What is on the horizon in terms of technology? Will traditional forms of communication someday be wiped out? Okay maybe that’s extreme but you can’t tell me you’re not annoyed or mildly interested when you see throngs of collegians walking up and down the mall with some sort of device?
2.) Any homeowner takes their living room for granted. It is just there and it doesn’t plan on moving without permission. Just two years ago, I remember what a living room was like. Then like a rug, it was lifted from under this collective community, and all future cougar cubs.
Students have never formally been asked about this decision to renovate the CUB. Do students notice the big hole in the house? How do they feel about it? Who made the decision? When new students or even veteran students walk through the mall, what are they to think of the fences and construction? Are they not paying the same money previous students have paid to have access to the same living room? How does the increase in student enrollment compare with the renovation?
I will explain to readers how WSU came to decide there would be a CUB renovation. Additionally, I will talk about student life and what it is like to have the heart of the campus cut out during their tenure.
3.) Bob Dylan and John Lennon, amongst others, captivated a whole generation of young people. Almost 45 years later, there is no voice of the people, musically speaking.

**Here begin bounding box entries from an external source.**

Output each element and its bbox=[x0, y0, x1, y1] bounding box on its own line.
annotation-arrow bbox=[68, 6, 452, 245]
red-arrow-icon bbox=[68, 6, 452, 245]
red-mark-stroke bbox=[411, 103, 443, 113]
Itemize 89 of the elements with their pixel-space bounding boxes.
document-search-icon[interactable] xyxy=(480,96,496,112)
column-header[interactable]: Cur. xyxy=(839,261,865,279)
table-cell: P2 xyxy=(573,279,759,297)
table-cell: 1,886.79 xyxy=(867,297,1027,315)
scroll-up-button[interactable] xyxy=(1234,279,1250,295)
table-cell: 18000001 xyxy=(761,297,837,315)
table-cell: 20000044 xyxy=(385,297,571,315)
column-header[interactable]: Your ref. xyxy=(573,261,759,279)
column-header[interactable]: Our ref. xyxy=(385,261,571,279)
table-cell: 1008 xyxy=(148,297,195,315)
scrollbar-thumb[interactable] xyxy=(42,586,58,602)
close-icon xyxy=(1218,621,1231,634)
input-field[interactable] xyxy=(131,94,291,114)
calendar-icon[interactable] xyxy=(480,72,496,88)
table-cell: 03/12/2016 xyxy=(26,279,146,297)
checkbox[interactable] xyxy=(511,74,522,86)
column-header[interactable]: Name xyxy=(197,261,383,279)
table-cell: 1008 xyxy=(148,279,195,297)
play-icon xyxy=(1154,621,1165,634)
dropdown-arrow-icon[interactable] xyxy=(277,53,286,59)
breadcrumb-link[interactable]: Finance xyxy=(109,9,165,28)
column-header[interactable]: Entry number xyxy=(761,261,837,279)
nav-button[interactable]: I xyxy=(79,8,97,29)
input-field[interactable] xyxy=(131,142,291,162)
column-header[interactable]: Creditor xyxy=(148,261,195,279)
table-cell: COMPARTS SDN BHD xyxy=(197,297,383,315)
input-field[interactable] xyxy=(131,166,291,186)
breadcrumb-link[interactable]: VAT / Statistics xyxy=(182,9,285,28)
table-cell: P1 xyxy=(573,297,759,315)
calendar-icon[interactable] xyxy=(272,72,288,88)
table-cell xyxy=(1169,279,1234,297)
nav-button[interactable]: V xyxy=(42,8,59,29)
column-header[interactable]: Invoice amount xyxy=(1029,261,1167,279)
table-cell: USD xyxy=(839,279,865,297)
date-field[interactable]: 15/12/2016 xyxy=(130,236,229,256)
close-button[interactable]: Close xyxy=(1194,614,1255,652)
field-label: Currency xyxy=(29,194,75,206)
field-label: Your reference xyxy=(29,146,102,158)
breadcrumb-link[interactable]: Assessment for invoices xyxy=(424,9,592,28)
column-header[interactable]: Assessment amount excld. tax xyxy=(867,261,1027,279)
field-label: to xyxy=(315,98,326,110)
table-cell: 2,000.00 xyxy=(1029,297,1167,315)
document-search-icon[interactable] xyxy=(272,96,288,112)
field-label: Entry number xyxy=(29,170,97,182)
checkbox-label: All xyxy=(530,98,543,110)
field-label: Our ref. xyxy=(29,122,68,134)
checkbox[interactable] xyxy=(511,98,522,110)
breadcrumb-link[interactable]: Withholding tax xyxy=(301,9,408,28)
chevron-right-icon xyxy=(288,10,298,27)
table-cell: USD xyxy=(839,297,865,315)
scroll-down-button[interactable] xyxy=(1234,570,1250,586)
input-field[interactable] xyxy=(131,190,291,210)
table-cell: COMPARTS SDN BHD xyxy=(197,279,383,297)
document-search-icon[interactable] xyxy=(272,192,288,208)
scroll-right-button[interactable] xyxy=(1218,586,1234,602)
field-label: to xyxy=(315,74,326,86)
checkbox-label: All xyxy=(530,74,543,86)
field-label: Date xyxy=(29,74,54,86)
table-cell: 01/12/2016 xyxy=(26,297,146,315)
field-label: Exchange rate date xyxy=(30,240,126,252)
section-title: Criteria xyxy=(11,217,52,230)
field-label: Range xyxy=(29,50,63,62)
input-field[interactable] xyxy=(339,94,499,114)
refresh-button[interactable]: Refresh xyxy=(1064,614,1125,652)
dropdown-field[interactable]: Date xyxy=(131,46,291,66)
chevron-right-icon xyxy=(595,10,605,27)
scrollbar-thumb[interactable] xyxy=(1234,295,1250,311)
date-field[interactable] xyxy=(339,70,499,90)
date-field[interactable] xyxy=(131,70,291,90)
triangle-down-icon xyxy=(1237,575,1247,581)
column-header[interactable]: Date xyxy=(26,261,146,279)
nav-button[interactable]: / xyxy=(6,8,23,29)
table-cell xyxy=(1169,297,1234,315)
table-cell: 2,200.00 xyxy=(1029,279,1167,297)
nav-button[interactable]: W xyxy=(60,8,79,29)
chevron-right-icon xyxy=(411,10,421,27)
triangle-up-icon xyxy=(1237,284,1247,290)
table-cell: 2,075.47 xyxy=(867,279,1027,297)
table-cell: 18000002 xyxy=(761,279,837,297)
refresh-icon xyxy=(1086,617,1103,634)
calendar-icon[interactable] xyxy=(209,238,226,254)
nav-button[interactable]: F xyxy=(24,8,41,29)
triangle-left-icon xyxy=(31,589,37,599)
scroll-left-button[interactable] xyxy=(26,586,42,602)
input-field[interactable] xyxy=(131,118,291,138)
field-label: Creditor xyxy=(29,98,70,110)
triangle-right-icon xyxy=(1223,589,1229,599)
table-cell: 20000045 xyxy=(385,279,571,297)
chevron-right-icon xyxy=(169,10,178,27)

Today, students have no common voice to rally to. What has happened in the years since the 1960s when student activism and music were united? With the political climate as high as it is now, it seems appropriate now more than ever that universities should be centers of musical and student activism. College is historically and supposedly a time for higher learning.
So why is this not the case today? I will address the question of music and its absence to activism. I may approach scholars of music or politics. I may ask students how music impacts their political views at all or if it even has a place in politics like it had in the 1960s.